Alors bien sûr, on nous explique que c’est pour rassurer les marchés, montrer de la continuité et « tenir la barre » dans la tempête. Mais en vérité, on assiste à une pièce de théâtre où le Président joue au chef de projet d’une start-up en liquidation judiciaire. Les finances publiques ? Une dette à 114 % du PIB et un déficit proche de 6 %. Le plan Bayrou ? Une coupe sèche de 40 milliards dans les dépenses publiques, rejetée par l’Assemblée. Les conséquences ? Des hôpitaux en apnée, des universités sous perfusion et des citoyen·ne·s qui descendent dans la rue. Comme dirait l’économiste Frédéric Lordon : « Quand on ne peut plus faire rêver les foules, on leur fait peur avec les chiffres ».
Et puis il y a le personnage Lecornu lui-même. Derrière sa réputation de bon élève macroniste se cache un portrait plus contrasté : soutien des grandes orientations libérales, mais aussi auteur de propos douteux sur le « communautarisme gay », que beaucoup n’ont pas oubliés. Dans une France qui prétend défendre l’égalité et l’inclusion, cette nomination a tout d’un pied de nez. On nomme un homme dont le passé divise, dans un contexte où l’on avait justement besoin d’un profil rassembleur. Chapeau l’artiste.
Le 10 septembre, pendant que Lecornu s’installait dans son nouveau bureau en admirant sans doute la vue sur la Seine, des centaines de milliers de personnes bloquaient rues, gares et dépôts. Entre 175 000 selon la police et 250 000 selon les syndicats : autant dire que même les chiffres de participation sont devenus un champ de bataille idéologique. Mais ce qui est certain, c’est que la colère est bien là. Et quand je regarde ces foules déterminées, je me dis que les citoyen·ne·s, elles et eux, ont encore compris quelque chose que le sommet de l’État a oublié : on ne dirige pas un peuple comme on dirige un tableau Excel.

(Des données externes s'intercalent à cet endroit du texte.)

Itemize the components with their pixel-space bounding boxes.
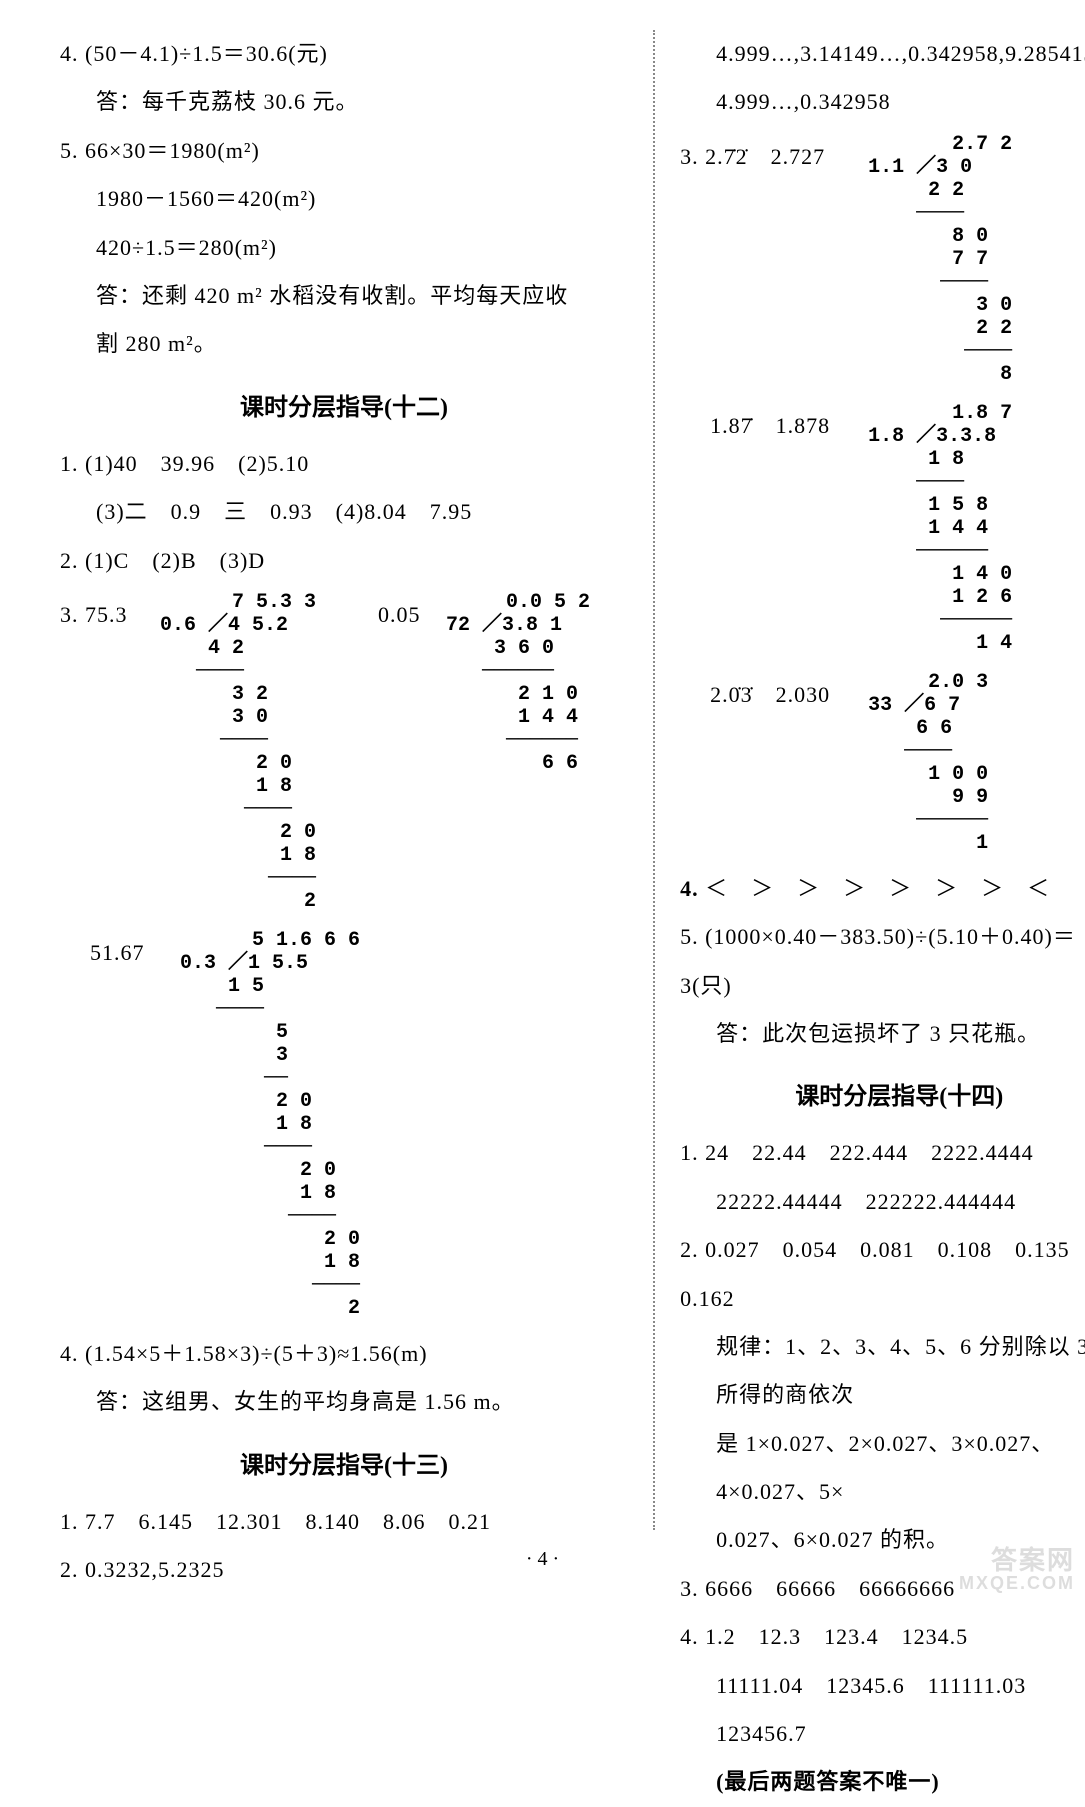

La crise n’est donc pas seulement budgétaire. Elle est démocratique. La Ve République ressemble de plus en plus à une monarchie élective où le Président change de Premier ministre comme on change de cravate, sans se soucier de la confiance populaire. Les partis d’opposition crient au scandale, les éditoriaux s’indignent, mais au fond, tout le monde joue son rôle dans ce théâtre répétitif. Les médias oscillent entre complaisance et critique superficielle, pendant que le pays, lui, attend un vrai souffle démocratique.
Alors, à quoi bon encore s’indigner ? Parce qu’il en va de notre capacité collective à refuser le mépris institutionnel. Parce que, comme le disait Albert Camus : « La démocratie, ce n’est pas la loi de la majorité, mais la protection de la minorité ». Et que ce gouvernement, obsédé par ses ratios budgétaires, semble avoir oublié cette vérité simple. En attendant, moi, je regarde ce spectacle avec la même ironie que l’on réserve aux mauvaises séries : je sais que c’est mauvais, mais je ne peux pas m’empêcher de suivre l’épisode suivant.